Q33. Describe the lac operon mechanism.

Answer:
In absence of lactose, repressor blocks transcription. Presence of lactose inactivates repressor, allowing gene expression.

Q34. Why is lac operon called inducible?

Answer:
It is activated only in presence of lactose, which induces transcription of lactose-metabolising enzymes.

Q35. What is the role of regulator gene?

Answer:
The regulator gene produces repressor protein that controls transcription of structural genes.

Section H: Human Genome Project

Q36. What was the aim of the Human Genome Project?

Answer:
The project aimed to sequence and map all human genes and understand genome structure and function.

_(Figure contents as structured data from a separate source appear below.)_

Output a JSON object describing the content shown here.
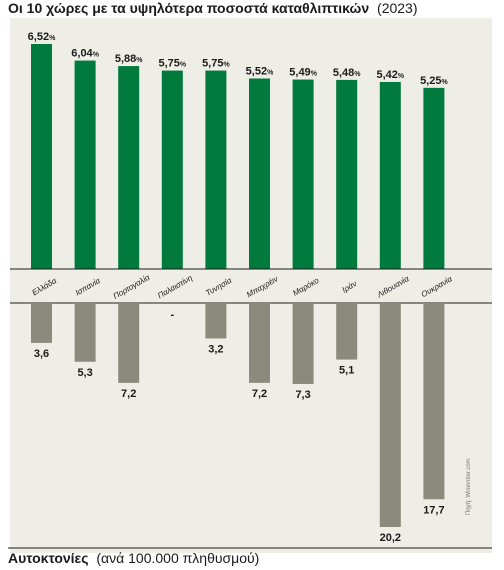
{
  "chart_data": [
    {
      "type": "bar",
      "title": "Οι 10 χώρες με τα υψηλότερα ποσοστά καταθλιπτικών",
      "title_suffix": "(2023)",
      "categories": [
        "Ελλάδα",
        "Ισπανία",
        "Πορτογαλία",
        "Παλαιστίνη",
        "Τυνησία",
        "Μπαχρέιν",
        "Μαρόκο",
        "Ιράν",
        "Λιθουανία",
        "Ουκρανία"
      ],
      "values": [
        6.52,
        6.04,
        5.88,
        5.75,
        5.75,
        5.52,
        5.49,
        5.48,
        5.42,
        5.25
      ],
      "value_labels": [
        "6,52",
        "6,04",
        "5,88",
        "5,75",
        "5,75",
        "5,52",
        "5,49",
        "5,48",
        "5,42",
        "5,25"
      ],
      "unit": "%",
      "color": "#007a3d",
      "grid": false
    },
    {
      "type": "bar",
      "title": "Αυτοκτονίες",
      "title_suffix": "(ανά 100.000 πληθυσμού)",
      "categories": [
        "Ελλάδα",
        "Ισπανία",
        "Πορτογαλία",
        "Παλαιστίνη",
        "Τυνησία",
        "Μπαχρέιν",
        "Μαρόκο",
        "Ιράν",
        "Λιθουανία",
        "Ουκρανία"
      ],
      "values": [
        3.6,
        5.3,
        7.2,
        null,
        3.2,
        7.2,
        7.3,
        5.1,
        20.2,
        17.7
      ],
      "value_labels": [
        "3,6",
        "5,3",
        "7,2",
        "-",
        "3,2",
        "7,2",
        "7,3",
        "5,1",
        "20,2",
        "17,7"
      ],
      "color": "#8a8b7c",
      "direction": "down",
      "grid": false
    }
  ],
  "colors": {
    "panel_background": "#eeeee6",
    "positive_bar": "#007a3d",
    "negative_bar": "#8a8b7c",
    "text": "#1a1a1a"
  },
  "credit": "Πηγή: Wisevoter.com"
}
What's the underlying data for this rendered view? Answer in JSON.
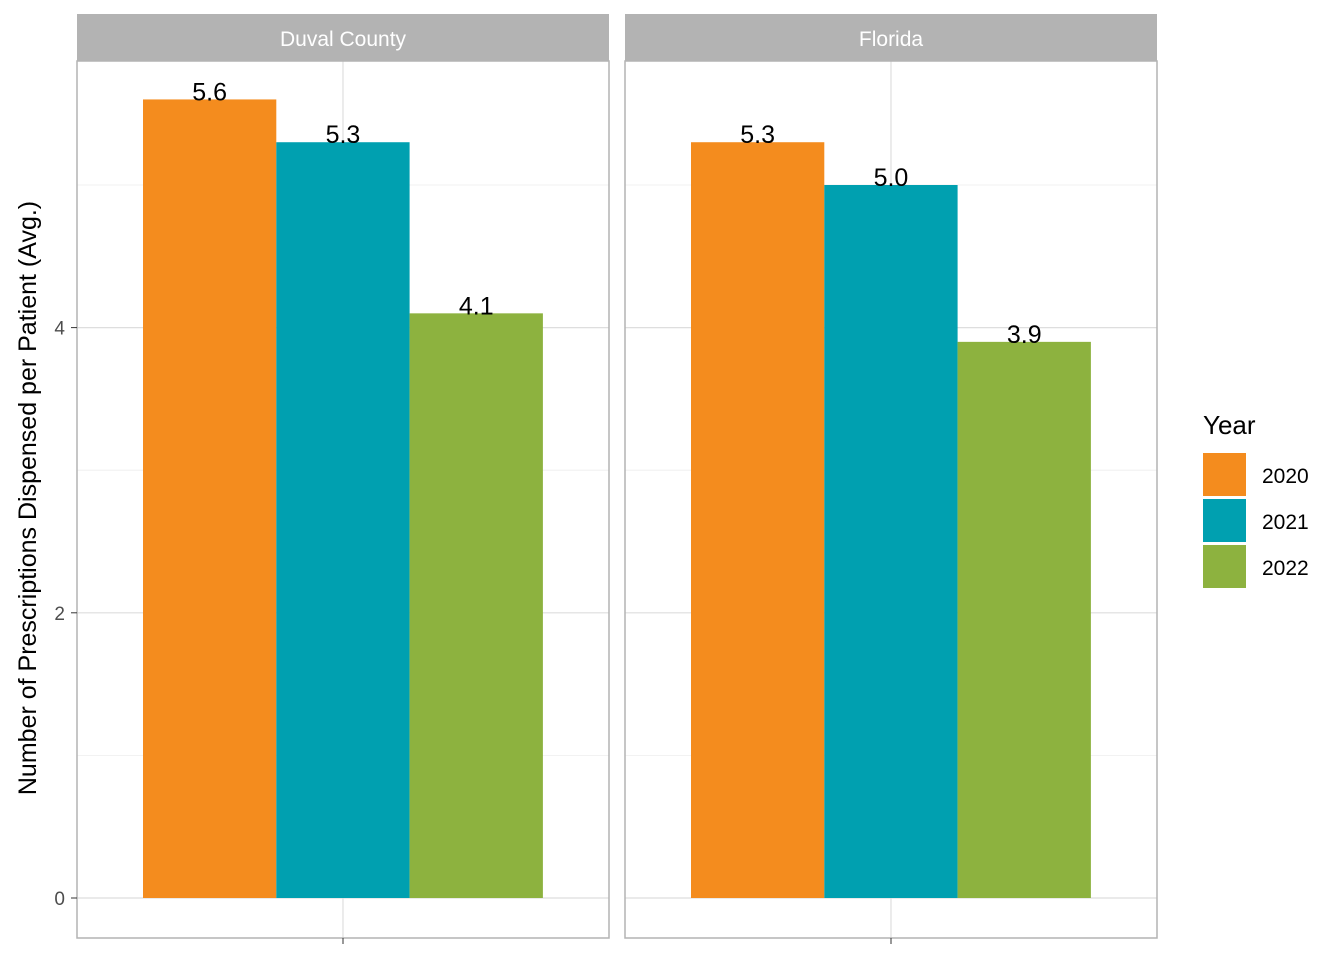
{
  "chart_data": {
    "type": "bar",
    "ylabel": "Number of Prescriptions Dispensed per Patient (Avg.)",
    "xlabel": "",
    "ylim": [
      -0.25,
      5.9
    ],
    "yticks": [
      0,
      2,
      4
    ],
    "grid": true,
    "legend": {
      "title": "Year",
      "placement": "right"
    },
    "panels": [
      {
        "name": "Duval County",
        "series": [
          {
            "name": "2020",
            "value": 5.6,
            "label": "5.6",
            "color": "#F48C1E"
          },
          {
            "name": "2021",
            "value": 5.3,
            "label": "5.3",
            "color": "#00A0B0"
          },
          {
            "name": "2022",
            "value": 4.1,
            "label": "4.1",
            "color": "#8DB23F"
          }
        ]
      },
      {
        "name": "Florida",
        "series": [
          {
            "name": "2020",
            "value": 5.3,
            "label": "5.3",
            "color": "#F48C1E"
          },
          {
            "name": "2021",
            "value": 5.0,
            "label": "5.0",
            "color": "#00A0B0"
          },
          {
            "name": "2022",
            "value": 3.9,
            "label": "3.9",
            "color": "#8DB23F"
          }
        ]
      }
    ],
    "legend_items": [
      {
        "label": "2020",
        "color": "#F48C1E"
      },
      {
        "label": "2021",
        "color": "#00A0B0"
      },
      {
        "label": "2022",
        "color": "#8DB23F"
      }
    ]
  }
}
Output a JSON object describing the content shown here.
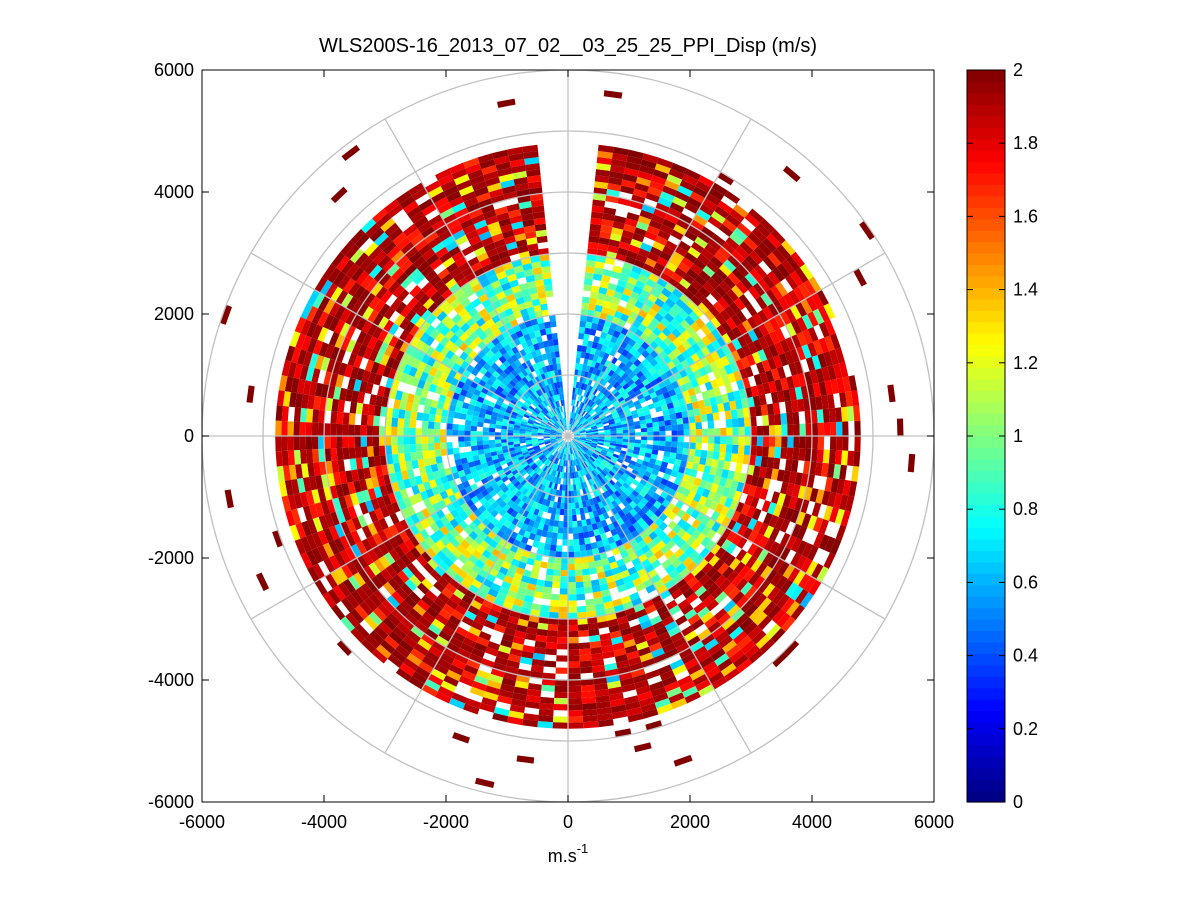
{
  "chart_data": {
    "type": "heatmap",
    "subtype": "polar-ppi-scan",
    "title": "WLS200S-16_2013_07_02__03_25_25_PPI_Disp (m/s)",
    "xlabel": "m.s",
    "xlabel_superscript": "-1",
    "ylabel": "",
    "xlim": [
      -6000,
      6000
    ],
    "ylim": [
      -6000,
      6000
    ],
    "x_ticks": [
      -6000,
      -4000,
      -2000,
      0,
      2000,
      4000,
      6000
    ],
    "y_ticks": [
      -6000,
      -4000,
      -2000,
      0,
      2000,
      4000,
      6000
    ],
    "x_tick_labels": [
      "-6000",
      "-4000",
      "-2000",
      "0",
      "2000",
      "4000",
      "6000"
    ],
    "y_tick_labels": [
      "-6000",
      "-4000",
      "-2000",
      "0",
      "2000",
      "4000",
      "6000"
    ],
    "polar_grid": {
      "ring_radii": [
        1000,
        2000,
        3000,
        4000,
        5000,
        6000
      ],
      "spoke_angles_deg": [
        0,
        30,
        60,
        90,
        120,
        150,
        180,
        210,
        240,
        270,
        300,
        330
      ]
    },
    "scan": {
      "range_start": 100,
      "range_end": 4800,
      "range_step": 100,
      "azimuth_step_deg": 3,
      "blind_sector_deg": [
        -5,
        5
      ],
      "sparse_far_range": [
        4900,
        6000
      ],
      "zones": [
        {
          "range_from": 0,
          "range_to": 2000,
          "mean_value": 0.6
        },
        {
          "range_from": 2000,
          "range_to": 3000,
          "mean_value": 1.0
        },
        {
          "range_from": 3000,
          "range_to": 4800,
          "mean_value": 1.8
        }
      ]
    },
    "colorbar": {
      "colormap": "jet",
      "vmin": 0,
      "vmax": 2,
      "ticks": [
        0,
        0.2,
        0.4,
        0.6,
        0.8,
        1,
        1.2,
        1.4,
        1.6,
        1.8,
        2
      ],
      "tick_labels": [
        "0",
        "0.2",
        "0.4",
        "0.6",
        "0.8",
        "1",
        "1.2",
        "1.4",
        "1.6",
        "1.8",
        "2"
      ]
    },
    "grid_color": "#c0c0c0",
    "background": "#ffffff"
  }
}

Q37. State two major findings of HGP.

Answer:
Humans have about 30,000 genes and 99.9% of DNA sequence is identical among individuals.

Q38. Mention two applications of HGP.

Answer:
It aids in disease diagnosis, personalised medicine, and understanding genetic disorders.

Q39. What is bioinformatics?

Answer:
Bioinformatics uses computational tools to store, analyse, and interpret large biological datasets.

Q40. Why is non-coding DNA significant?

Answer:
Non-coding DNA regulates gene expression and contributes to genome organisation and evolution.

Section I: DNA Fingerprinting

Q41. Explain the principle of DNA fingerprinting.

Answer:
DNA fingerprinting is based on polymorphism in repetitive DNA sequences that vary among individuals.

Q42. Name the scientist who developed DNA fingerprinting.

Answer:
DNA fingerprinting was developed by Alec Jeffreys.

Q43. What are VNTRs?

Answer:
VNTRs are variable number tandem repeats that differ in length among individuals, forming unique DNA profiles.

Q44. Mention two applications of DNA fingerprinting.

Answer:
It is used in forensic investigations and paternity testing.

Q45. Why is DNA fingerprinting reliable?

Answer:
DNA patterns are unique to individuals, except identical twins, making identification highly accurate.

Section J: Integrated Concepts

Q46. Explain central dogma of molecular biology.

Answer:
Central dogma describes the flow of genetic information from DNA to RNA to protein.

Q47. Why is regulation of gene expression essential?

Answer:
It ensures proteins are produced only when needed, maintaining cellular efficiency.

Q48. What is the role of primase in replication?

Answer:
Primase synthesises RNA primers required to initiate DNA synthesis.

Q49. How does transcription differ from replication?

Answer:
Replication copies entire DNA, while transcription synthesises RNA from one DNA strand.

Q50. Why is Molecular Basis of Inheritance important in biology?

Answer:
It explains how genetic information is stored, expressed, regulated, and inherited at molecular level.